The answers to all these questions, and much more, are to be found in the latest analysis of our Research Director Pierre Lionnet, available here.
Today the Eurospace space sector is organised with only a handful of prime contractors. The largest of them are located in the major European aerospace groups, and are at the helm of a large verticalised supply chain that makes them also the largest equipment and subsystem suppliers in Europe. Not all primes are located in large groups: three important midcaps are also prominent prime contractors, respectively for satellite, launcher and ground systems. The rest of the supply chain is rich of a few hundred subcontractors of varied sizes, including space divisions of large (and very large) groups, midcaps and SMEs – most of them are micro enterprises or very small business units. A budding prospective market for very small satellites and launchers (the ‘newspace’) is supporting the emergence of a new industrial segment, composed mainly by independent small and very small companies.

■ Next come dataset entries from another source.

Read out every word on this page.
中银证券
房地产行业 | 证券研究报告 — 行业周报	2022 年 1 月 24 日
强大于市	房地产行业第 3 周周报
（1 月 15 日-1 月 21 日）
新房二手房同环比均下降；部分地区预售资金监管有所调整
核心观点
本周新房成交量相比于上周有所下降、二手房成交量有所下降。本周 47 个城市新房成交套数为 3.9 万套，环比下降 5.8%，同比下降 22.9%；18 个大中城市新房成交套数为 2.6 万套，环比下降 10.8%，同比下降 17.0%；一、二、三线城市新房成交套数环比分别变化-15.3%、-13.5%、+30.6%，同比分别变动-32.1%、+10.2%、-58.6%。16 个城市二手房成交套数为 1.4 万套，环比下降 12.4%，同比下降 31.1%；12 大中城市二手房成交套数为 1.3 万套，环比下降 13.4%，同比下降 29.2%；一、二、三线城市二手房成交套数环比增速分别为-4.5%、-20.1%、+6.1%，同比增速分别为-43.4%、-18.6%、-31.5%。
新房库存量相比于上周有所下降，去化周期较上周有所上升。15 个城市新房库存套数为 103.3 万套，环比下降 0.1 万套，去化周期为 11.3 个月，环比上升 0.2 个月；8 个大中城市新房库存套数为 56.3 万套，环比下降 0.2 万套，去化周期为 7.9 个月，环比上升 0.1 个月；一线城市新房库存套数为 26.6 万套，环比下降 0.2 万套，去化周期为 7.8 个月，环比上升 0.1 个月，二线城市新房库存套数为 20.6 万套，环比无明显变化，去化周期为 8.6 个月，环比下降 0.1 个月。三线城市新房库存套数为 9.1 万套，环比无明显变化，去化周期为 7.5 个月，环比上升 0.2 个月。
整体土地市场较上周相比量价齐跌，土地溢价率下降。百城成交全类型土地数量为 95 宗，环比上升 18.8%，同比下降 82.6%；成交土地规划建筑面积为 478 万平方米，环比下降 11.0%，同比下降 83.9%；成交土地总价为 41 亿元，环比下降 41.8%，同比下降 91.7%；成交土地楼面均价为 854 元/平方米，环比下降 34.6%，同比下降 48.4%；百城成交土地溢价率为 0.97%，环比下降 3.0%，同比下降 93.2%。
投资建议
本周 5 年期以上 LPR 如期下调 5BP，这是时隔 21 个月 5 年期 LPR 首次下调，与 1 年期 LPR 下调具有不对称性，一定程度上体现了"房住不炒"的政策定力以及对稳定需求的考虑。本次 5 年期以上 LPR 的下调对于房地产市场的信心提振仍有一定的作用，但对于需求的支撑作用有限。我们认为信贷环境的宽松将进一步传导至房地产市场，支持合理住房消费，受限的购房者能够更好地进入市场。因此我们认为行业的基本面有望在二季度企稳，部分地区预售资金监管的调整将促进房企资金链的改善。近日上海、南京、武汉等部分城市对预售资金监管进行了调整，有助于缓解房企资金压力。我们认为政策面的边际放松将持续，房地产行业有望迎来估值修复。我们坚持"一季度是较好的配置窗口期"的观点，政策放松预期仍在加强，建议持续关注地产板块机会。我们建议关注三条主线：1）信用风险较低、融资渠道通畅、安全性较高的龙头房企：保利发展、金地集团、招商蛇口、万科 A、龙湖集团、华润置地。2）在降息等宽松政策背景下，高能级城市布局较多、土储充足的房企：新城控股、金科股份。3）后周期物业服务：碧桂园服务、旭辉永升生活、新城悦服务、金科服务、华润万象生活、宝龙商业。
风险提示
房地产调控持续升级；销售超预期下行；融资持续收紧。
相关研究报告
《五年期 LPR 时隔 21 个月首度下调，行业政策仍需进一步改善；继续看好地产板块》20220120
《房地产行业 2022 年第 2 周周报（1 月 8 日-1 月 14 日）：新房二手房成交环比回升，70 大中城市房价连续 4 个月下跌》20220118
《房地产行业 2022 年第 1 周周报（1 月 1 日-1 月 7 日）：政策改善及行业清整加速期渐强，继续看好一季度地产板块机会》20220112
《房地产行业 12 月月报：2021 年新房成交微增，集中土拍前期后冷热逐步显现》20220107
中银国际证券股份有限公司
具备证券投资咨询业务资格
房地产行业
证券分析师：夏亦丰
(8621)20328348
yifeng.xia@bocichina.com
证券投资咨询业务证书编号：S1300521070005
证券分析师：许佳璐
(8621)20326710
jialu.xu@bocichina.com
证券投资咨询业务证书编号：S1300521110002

The geographical distribution of the European industry is a direct consequence of decades of localised/domestic procurement for space institutional programmes in Europe, with the French leading the financial effort by far, resulting in the French industry now contributing to more than 35% of the total industrial employment. Other space nations of significance in Europe are Germany, Italy and the UK, and, to a lesser extent, Spain, Belgium and Switzerland. Together these 7 countries contribute 85% of European industrial capabilities, and the most of institutional budgets.